Bearded Men Or No?


A lot of men tailor their grooming style towards what they feel makes them most attractive to the people they care about. This inherent trait has made male grooming products a major part of the cosmetics industry estimated to worth millions of pounds. The idea of what the ideal grooming habit for men is has evolved through history. In the 17th century, bearded men as people generally perceived it as a representation of a high level of sexual prowess.
The 1700s introduced a new perception about what polite masculinity looked like. This era came with the idea that beards were a rough look for men, and promoted smooth and soft faces as the socially acceptable “public face”. Men’s barbers were also responsible for shaving them, and their skin care; hence, the word “barber” was a very broad term. However, with the emergence of the 18th century grooming habits, men started shaving themselves due to new product innovations introduced by cosmetic manufacturers.

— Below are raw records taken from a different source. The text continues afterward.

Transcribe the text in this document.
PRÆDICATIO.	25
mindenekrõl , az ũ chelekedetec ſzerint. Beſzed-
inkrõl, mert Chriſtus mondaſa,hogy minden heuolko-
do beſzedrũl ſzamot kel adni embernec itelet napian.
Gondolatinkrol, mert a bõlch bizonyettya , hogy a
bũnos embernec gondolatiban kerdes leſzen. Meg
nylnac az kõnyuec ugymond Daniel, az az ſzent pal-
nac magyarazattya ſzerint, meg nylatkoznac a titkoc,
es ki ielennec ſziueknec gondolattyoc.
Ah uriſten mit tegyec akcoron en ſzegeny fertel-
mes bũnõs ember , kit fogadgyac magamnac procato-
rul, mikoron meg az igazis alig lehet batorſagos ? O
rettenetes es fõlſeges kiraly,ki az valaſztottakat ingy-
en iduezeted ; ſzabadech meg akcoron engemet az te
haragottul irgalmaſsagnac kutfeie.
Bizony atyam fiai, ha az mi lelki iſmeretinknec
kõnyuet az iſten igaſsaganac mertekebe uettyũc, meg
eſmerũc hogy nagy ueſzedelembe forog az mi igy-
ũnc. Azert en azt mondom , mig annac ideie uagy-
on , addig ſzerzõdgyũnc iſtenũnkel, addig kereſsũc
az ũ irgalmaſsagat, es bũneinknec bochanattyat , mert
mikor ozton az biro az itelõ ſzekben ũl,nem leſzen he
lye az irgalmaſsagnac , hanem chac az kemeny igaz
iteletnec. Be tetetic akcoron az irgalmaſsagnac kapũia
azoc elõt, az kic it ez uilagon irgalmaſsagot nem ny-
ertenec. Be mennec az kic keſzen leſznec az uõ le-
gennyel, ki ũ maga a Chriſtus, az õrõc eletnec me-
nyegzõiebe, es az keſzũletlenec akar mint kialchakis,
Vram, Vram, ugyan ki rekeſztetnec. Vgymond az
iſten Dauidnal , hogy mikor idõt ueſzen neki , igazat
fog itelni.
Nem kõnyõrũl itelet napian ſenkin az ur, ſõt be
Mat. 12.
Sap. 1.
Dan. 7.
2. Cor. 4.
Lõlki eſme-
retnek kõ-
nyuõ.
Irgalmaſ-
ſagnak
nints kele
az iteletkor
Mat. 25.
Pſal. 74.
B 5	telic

The bearded habit returned to fashion in the 1850s particularly due to the British men; a typically Victorian man was usually displayed donning a thick patriarchal beard to match his “manliness”. However, not all Victorian men were seen to sport beards, these were many facial hair styles that still needed some facial hair removed.
One thing that can be learned here is that; each age comes with its own acceptable fashion hair styles, and this has constantly forced cosmetics companies to move with the times. With the expansion of the range of male cosmetics in recent times, it is even harder to keep up with the trends. The recent craze for bearded mean seems to be dying off and we are moving back into an era that demands less facial hair. Understanding this creates an awareness that it was never about whether beards were better or not, it was always about what was socially acceptable at different times.